Mason stepped back sharply. He stamped his foot. “I do not want to talk about dreams. I found him. I want to go back and get him.”

That night, after Mason had finally fallen asleep, Breanna sat at the dining table with an old box of hospital papers. She read the discharge documents for the thousandth time. She read the medical notes again and again, trying to decipher the handwriting.

Her vision narrowed to a faint, nearly erased pencil line near the bottom of the page.

“Twin gestation. Possible neonatal complication.”

She pressed her hand over her mouth as nausea climbed her throat. Why had no one told her. What else had been hidden. She remembered Trevor’s mother signing forms at the hospital reception desk while Breanna lay unconscious. She remembered questions she was told not to ask.

The next morning, Breanna looked at Trevor with resolve she did not feel ready for.

“We are going back to the plaza,” she said. “I will not hide from this anymore.”

Trevor hesitated. “Bree, this sounds dangerous. We do not know who that kid is or what his situation is.”

Breanna swallowed. “Then we find out.”

They returned to the plaza where the air smelled of roasted chiles and dust. Milo sat at the fountain, alone, his empty cardboard box beside him. His aunt was nowhere in sight. The moment Mason saw Milo, he sprinted ahead and wrapped his arms around him. Milo startled, then hugged back fiercely. Trevor and Breanna approached, and Trevor exhaled sharply when he truly saw Milo up close.

“My God,” he whispered. “This cannot be coincidence.”

Breanna knelt. “Milo, do you know your birthday.”

Milo scrunched his nose. “Aunt Delores says it is fireworks day. When the sky sparkles. When she heard cheers outside the hospital window.”

Trevor blinked. “Mason was born on New Year’s Eve. During the fireworks.”

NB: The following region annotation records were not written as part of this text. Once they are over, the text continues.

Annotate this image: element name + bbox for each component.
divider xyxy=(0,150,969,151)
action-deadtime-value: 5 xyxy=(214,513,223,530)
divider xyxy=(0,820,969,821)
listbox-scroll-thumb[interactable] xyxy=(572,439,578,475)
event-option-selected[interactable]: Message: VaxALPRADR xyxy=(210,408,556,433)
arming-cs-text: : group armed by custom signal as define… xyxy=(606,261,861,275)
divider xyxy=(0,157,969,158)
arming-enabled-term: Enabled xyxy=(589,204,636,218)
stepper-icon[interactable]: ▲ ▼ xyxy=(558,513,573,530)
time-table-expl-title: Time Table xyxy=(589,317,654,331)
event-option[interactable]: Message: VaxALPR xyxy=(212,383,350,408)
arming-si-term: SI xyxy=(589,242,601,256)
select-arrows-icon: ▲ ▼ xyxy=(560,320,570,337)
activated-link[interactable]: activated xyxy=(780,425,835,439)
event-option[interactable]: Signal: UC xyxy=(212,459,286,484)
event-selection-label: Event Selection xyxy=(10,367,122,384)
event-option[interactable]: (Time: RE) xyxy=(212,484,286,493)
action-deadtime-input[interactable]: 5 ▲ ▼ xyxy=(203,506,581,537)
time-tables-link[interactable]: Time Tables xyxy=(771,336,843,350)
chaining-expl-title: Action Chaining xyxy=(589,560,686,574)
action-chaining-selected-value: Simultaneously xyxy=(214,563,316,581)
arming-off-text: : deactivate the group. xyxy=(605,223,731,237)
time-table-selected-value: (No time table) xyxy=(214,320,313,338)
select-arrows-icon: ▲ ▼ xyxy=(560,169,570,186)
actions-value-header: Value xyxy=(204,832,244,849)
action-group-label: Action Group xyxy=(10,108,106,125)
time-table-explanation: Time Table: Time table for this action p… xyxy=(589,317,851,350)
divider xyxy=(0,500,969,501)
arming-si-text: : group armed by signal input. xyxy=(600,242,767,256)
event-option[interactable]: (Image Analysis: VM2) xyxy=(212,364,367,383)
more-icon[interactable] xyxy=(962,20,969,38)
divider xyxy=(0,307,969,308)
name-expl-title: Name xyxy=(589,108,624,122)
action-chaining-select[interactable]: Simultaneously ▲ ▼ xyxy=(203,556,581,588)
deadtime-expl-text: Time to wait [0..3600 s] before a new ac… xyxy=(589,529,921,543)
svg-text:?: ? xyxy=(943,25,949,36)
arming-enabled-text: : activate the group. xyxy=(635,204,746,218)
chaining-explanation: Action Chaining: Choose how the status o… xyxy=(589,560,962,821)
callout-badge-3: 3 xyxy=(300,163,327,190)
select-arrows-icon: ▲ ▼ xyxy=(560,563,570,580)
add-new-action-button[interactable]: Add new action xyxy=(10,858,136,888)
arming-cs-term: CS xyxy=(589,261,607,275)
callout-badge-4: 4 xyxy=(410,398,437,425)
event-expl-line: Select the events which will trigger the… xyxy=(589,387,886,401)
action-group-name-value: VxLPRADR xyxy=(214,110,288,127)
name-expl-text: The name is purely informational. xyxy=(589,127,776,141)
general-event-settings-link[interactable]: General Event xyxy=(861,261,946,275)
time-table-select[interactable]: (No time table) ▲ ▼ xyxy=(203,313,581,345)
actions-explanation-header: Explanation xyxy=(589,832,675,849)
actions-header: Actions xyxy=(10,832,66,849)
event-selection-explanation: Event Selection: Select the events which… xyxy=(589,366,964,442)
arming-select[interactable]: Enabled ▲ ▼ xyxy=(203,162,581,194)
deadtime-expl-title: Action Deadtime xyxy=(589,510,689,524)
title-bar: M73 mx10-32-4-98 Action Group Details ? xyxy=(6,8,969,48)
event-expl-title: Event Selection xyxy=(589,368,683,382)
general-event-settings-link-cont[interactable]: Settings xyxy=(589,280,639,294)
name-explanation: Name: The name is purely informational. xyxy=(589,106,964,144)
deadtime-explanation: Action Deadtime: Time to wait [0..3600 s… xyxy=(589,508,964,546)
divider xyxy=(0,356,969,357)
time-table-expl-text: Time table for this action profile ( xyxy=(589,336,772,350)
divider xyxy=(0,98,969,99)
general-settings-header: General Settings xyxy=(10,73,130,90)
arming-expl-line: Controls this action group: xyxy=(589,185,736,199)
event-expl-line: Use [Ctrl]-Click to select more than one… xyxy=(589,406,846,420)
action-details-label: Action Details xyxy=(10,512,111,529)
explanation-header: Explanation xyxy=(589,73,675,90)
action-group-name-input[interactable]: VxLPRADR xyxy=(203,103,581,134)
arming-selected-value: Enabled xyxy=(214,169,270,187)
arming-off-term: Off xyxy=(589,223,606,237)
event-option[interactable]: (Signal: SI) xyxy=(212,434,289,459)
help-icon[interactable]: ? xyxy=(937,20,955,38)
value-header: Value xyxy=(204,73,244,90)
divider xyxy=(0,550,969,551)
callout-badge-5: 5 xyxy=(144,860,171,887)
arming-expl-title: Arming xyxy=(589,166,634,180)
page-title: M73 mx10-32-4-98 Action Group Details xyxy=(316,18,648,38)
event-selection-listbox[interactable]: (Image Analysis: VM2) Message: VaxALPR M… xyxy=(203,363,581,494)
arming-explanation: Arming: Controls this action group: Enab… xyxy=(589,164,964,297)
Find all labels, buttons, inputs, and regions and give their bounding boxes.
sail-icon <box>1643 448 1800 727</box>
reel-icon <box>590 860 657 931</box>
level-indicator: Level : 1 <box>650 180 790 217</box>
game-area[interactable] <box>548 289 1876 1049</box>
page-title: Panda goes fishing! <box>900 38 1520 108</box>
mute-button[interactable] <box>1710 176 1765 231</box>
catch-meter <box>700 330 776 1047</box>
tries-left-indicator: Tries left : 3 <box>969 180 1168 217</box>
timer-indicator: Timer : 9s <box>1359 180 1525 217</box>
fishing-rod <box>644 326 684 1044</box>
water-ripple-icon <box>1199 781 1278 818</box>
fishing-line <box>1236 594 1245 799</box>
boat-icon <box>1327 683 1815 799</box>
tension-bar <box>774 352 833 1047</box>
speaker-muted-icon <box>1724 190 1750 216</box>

A terrible clarity cracked open in Breanna’s mind. She looked at Trevor, and he knew what she was thinking. He shook his head slowly, denial clinging to him like armor.

They took Milo’s hand and walked to the nearest community hospital. The receptionist, a middle aged woman named Eileen Romero, listened as Breanna explained, voice wavering, about a lost medical record and a possible twin.

Eileen studied the screen, brows furrowing. “There is a record for a child born here that night. Paper files only. And some pages are missing. I will check the archive.”